The Agatston score–derived CAC quantification provides independent and incremental information in addition to traditional risk factors for the prediction of cardiovascular events [28]. Since the Agatston score could be a signature of advanced atherosclerotic burden and pericoronary inflammation [12], the presence of non-IR UMI might represent the inter-relationship of the high-risk patient characteristics [29] associated with these features. However, no significant association was observed between the presence of OCT-PR and Agatston score (p = 0.40). Therefore, measuring the Agatston score could provide independent and additional information over OCT assessments to identify the presence of non-IR UMI.

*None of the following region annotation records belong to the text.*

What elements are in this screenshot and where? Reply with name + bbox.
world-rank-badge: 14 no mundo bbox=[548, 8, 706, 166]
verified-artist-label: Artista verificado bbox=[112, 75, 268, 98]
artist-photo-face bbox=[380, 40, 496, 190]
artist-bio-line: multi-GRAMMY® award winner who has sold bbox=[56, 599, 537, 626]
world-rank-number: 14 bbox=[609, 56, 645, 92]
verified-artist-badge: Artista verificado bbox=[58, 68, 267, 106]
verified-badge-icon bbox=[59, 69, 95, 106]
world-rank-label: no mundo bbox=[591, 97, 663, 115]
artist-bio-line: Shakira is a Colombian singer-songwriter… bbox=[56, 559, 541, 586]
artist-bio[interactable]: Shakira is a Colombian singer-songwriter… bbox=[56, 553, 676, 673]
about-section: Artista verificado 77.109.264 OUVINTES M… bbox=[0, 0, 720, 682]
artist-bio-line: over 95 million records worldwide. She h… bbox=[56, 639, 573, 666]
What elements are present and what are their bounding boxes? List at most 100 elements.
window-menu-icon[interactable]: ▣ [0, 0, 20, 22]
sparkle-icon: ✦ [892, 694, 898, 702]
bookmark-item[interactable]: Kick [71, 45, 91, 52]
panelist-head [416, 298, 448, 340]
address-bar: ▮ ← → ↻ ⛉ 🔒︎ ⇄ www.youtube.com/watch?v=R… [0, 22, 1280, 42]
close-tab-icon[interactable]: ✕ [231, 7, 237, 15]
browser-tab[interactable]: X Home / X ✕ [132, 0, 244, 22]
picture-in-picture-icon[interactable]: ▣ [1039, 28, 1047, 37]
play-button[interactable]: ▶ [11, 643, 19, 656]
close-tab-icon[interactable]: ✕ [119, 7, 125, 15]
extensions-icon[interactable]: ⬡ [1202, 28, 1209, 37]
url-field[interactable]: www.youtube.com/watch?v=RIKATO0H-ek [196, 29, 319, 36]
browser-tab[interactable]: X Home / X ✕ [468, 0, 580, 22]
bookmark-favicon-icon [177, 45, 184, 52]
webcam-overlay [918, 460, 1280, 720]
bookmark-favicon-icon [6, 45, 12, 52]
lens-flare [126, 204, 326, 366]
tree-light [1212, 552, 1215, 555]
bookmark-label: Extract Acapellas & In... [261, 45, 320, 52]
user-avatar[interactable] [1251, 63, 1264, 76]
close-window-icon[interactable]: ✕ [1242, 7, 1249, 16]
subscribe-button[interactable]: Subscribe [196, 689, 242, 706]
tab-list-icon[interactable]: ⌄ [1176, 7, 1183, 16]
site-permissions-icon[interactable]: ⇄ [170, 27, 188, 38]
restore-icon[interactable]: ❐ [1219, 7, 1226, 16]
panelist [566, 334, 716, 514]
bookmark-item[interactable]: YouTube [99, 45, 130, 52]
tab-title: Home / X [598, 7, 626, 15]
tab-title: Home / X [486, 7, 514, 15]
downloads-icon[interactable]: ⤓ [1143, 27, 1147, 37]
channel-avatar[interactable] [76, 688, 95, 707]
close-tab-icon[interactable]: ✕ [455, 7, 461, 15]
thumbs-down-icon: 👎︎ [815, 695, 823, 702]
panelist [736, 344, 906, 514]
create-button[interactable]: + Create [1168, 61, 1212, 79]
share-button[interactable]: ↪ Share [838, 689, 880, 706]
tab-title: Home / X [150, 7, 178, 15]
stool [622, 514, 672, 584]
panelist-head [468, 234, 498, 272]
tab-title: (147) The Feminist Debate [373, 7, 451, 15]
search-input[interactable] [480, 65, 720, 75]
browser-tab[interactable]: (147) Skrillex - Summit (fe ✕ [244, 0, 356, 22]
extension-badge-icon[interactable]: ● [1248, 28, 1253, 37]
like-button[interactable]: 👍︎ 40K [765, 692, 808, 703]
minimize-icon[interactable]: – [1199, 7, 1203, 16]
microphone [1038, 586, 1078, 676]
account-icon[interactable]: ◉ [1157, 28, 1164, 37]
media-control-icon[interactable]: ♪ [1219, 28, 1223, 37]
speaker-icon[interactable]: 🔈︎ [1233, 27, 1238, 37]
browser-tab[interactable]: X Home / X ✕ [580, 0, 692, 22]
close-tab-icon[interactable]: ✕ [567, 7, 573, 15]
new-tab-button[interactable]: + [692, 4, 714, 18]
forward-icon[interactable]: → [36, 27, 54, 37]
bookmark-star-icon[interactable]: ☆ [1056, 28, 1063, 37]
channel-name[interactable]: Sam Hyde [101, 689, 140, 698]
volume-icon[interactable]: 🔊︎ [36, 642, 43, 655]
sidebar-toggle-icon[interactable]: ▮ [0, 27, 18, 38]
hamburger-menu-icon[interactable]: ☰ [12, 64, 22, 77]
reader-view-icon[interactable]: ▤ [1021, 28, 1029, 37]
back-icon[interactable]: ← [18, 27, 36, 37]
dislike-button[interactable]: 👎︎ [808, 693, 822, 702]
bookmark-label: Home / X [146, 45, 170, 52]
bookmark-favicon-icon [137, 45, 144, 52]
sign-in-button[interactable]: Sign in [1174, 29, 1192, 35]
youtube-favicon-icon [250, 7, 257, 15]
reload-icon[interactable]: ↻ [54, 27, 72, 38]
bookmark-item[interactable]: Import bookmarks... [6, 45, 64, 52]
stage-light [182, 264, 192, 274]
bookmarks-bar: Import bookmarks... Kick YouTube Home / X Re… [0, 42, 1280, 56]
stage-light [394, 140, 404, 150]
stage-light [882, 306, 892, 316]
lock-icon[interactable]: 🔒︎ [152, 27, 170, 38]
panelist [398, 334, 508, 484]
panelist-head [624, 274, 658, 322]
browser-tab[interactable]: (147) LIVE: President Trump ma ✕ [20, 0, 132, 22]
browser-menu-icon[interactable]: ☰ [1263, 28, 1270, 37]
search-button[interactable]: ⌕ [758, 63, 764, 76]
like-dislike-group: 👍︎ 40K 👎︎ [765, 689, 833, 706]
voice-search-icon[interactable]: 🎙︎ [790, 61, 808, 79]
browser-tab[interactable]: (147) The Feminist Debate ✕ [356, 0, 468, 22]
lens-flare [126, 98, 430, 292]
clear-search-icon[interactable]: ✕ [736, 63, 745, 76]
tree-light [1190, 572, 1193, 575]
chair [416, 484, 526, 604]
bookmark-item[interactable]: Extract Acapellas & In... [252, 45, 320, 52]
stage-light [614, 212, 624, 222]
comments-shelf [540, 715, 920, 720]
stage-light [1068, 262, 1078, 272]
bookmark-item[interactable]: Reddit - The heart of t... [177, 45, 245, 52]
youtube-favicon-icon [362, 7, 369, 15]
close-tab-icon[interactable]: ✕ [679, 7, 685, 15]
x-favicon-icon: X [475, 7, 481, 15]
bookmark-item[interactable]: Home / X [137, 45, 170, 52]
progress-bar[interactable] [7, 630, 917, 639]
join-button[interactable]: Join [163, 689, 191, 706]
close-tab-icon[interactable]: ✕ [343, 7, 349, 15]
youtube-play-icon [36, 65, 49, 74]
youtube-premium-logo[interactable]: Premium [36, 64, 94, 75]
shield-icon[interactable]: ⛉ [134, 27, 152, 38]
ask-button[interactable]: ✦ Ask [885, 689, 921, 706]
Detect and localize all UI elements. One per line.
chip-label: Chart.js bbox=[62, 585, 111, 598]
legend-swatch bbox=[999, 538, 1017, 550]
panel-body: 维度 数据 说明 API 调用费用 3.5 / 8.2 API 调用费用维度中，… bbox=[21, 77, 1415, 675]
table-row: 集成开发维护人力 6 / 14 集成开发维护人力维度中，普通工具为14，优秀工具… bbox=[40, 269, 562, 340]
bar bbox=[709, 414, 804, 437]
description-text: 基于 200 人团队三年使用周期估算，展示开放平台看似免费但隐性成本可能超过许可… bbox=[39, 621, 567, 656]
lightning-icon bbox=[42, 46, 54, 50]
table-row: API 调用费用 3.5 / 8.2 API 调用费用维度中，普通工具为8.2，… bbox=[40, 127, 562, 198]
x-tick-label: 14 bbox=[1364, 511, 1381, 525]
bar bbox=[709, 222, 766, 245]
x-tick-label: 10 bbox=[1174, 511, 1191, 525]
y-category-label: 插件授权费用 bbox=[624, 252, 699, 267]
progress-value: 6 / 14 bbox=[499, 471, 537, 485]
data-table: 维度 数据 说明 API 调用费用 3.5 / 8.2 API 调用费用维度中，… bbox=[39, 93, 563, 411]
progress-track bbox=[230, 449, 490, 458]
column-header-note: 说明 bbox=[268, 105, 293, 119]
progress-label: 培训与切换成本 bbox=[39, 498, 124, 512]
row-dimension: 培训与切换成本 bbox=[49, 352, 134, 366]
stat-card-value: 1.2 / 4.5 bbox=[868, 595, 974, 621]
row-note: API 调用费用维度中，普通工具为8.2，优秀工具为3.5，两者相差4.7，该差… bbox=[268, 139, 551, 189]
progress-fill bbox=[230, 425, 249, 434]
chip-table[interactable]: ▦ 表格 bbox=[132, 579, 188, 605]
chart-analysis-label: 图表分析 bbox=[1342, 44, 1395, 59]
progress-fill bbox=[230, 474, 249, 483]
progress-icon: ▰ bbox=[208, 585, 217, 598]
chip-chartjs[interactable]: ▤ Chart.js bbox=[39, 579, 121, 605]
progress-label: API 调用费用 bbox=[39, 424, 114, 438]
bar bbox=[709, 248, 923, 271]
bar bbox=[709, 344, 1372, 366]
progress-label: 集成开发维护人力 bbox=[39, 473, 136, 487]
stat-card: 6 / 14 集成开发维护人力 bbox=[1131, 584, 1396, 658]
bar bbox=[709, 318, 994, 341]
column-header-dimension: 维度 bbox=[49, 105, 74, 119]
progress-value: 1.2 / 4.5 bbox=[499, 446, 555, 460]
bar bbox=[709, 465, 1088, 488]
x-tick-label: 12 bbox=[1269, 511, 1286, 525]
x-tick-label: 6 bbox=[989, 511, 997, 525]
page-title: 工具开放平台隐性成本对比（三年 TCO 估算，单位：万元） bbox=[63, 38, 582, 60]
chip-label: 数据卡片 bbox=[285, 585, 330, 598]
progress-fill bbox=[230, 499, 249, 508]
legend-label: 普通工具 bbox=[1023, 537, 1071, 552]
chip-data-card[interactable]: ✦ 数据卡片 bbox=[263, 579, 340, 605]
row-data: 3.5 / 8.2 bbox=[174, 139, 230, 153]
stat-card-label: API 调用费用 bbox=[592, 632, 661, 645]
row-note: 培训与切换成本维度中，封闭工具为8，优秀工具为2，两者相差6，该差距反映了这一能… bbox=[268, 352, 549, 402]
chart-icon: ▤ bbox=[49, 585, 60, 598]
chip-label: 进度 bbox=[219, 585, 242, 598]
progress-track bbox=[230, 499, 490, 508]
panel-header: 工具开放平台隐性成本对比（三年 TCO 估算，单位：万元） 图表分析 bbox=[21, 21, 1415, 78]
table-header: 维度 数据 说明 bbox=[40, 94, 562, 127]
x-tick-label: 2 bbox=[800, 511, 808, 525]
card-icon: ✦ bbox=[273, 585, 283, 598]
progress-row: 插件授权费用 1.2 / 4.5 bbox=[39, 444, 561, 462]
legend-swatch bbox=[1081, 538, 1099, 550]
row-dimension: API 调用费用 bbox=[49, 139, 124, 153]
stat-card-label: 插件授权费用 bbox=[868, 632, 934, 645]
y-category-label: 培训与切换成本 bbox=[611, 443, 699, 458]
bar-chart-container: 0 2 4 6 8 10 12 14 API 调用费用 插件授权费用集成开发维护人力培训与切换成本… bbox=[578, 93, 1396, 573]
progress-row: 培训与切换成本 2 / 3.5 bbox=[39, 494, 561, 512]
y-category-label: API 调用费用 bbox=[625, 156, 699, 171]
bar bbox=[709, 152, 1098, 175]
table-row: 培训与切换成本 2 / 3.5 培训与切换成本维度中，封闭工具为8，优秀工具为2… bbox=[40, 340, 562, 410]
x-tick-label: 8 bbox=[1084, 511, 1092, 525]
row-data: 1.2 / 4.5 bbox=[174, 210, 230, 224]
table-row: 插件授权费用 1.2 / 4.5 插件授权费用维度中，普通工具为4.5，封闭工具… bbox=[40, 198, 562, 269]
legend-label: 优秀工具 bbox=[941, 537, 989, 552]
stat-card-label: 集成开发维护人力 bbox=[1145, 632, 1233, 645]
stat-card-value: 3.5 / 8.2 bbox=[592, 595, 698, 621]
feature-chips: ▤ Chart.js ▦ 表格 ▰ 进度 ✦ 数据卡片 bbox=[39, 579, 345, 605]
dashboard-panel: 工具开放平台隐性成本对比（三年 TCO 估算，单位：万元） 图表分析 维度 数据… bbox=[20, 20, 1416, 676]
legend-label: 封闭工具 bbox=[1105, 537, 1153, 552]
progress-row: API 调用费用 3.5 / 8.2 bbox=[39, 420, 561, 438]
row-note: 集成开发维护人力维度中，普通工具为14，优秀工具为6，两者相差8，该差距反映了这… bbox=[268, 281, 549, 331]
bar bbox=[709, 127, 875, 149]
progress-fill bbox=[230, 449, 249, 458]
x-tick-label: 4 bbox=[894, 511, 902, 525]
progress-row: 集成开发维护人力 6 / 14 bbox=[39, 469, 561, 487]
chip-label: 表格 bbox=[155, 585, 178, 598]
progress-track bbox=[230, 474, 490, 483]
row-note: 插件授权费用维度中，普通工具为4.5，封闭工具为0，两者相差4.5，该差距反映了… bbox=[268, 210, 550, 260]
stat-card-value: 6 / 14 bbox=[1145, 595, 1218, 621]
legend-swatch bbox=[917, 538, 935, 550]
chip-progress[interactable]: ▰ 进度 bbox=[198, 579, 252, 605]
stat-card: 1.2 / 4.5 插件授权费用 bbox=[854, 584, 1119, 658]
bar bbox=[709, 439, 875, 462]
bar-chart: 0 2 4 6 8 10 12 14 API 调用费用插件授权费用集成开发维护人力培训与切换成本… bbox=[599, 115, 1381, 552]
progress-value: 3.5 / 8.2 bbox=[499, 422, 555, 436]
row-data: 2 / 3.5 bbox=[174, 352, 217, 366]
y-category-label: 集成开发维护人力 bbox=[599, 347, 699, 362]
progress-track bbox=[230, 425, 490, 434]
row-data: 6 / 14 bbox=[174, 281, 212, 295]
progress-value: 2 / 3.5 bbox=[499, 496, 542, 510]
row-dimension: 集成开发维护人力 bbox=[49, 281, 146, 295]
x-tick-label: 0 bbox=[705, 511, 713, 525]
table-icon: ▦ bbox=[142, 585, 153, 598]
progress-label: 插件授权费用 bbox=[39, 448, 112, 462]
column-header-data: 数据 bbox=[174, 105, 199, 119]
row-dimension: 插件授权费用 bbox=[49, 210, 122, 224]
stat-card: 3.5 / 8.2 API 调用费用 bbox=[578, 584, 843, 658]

Notably, even when patients showed high PCATA and/or high Agatston scores, the prevalence of non-IR UMI, without high-risk culprit lesion OCT findings including OCT-PR and OCT-CC, was extremely low, suggesting that both increased pericoronary inflammation and calcium score when combined with high-risk OCT plaque features could indicate the occurrence of UMI (Fig. 5). These findings, including measurement of PCATA and Agatston score integrated with culprit lesion OCT-based plaque analysis, may enhance the identification of non-culprit UMI. The high-risk plaques linked with the progression of atherosclerosis, represented by CAC and inflammation, may lead to asymptomatic and systemic plaque ruptures and thrombosis, which could result in UMI.

Potential clinical implications

The presence of an unrecognized myocardial scar detected by LGE in patients presenting with the first NSTE-ACS has been reported to be associated with worse outcomes [1,2,3]. Our results demonstrated that preprocedural OCT-based plaque analysis provides additional information over CTA assessments to predict the presence of DE-CMR defined non-IR UMI, using OCT-PR, OCT-CC, Agatston score, and PCATA in the culprit vessel. Given that patients with UMI detected by DE-CMR are not likely to be identified by routine clinical work-up, our results highlight the clinical utility of CCTA and OCT in patients with NSTE-ACS. Although the current study lacks prognostic information, our findings implied that the detection of those vulnerable features on preprocedural OCT and CCTA may help identify high-risk patients accompanied by the presence of UMI, which may lead to worse cardiac outcomes. Further studies are warranted to test whether early preventive intervention following detection of UMI by DE-CMR and/or CCTA- and OCT-derived information could reduce the subsequent occurrence of UMI and adverse outcomes.

Limitations

First, this was a retrospective observational study from a single center and therefore has an intrinsic risk of selection bias. Second, a ruptured plaque phenotype may be difficult to differentiate from other plaque components such as lipids, calcifications, macrophage accumulation, or residual thrombus. Although extreme caution was exercised when reading the underlying structure by the two expert reviewers in this study, massive thrombi or calcified plaques were excluded from the final analysis because of the difficulty in judging the plaque phenotype. Third, long-term clinical outcomes were not evaluated. Fourth, patients were enrolled with contraindications to CMR, leading to further selection bias because there were no patients with metallic device implants, bronchospasm, claustrophobia, or atrioventricular block.

Conclusions

Comprehensive culprit lesion OCT assessments, including PR and CC, as well as CCTA-derived risk factors, including high Agatston score and high PCATA in the culprit vessel, may help identify non-IR UMI in patients with a first clinical episode of NSTE-ACS. Integrated CCTA and OCT assessment may help identify the presence of non-IR UMI, potentially providing prognostic information in patients with first NSTE-ACS episode.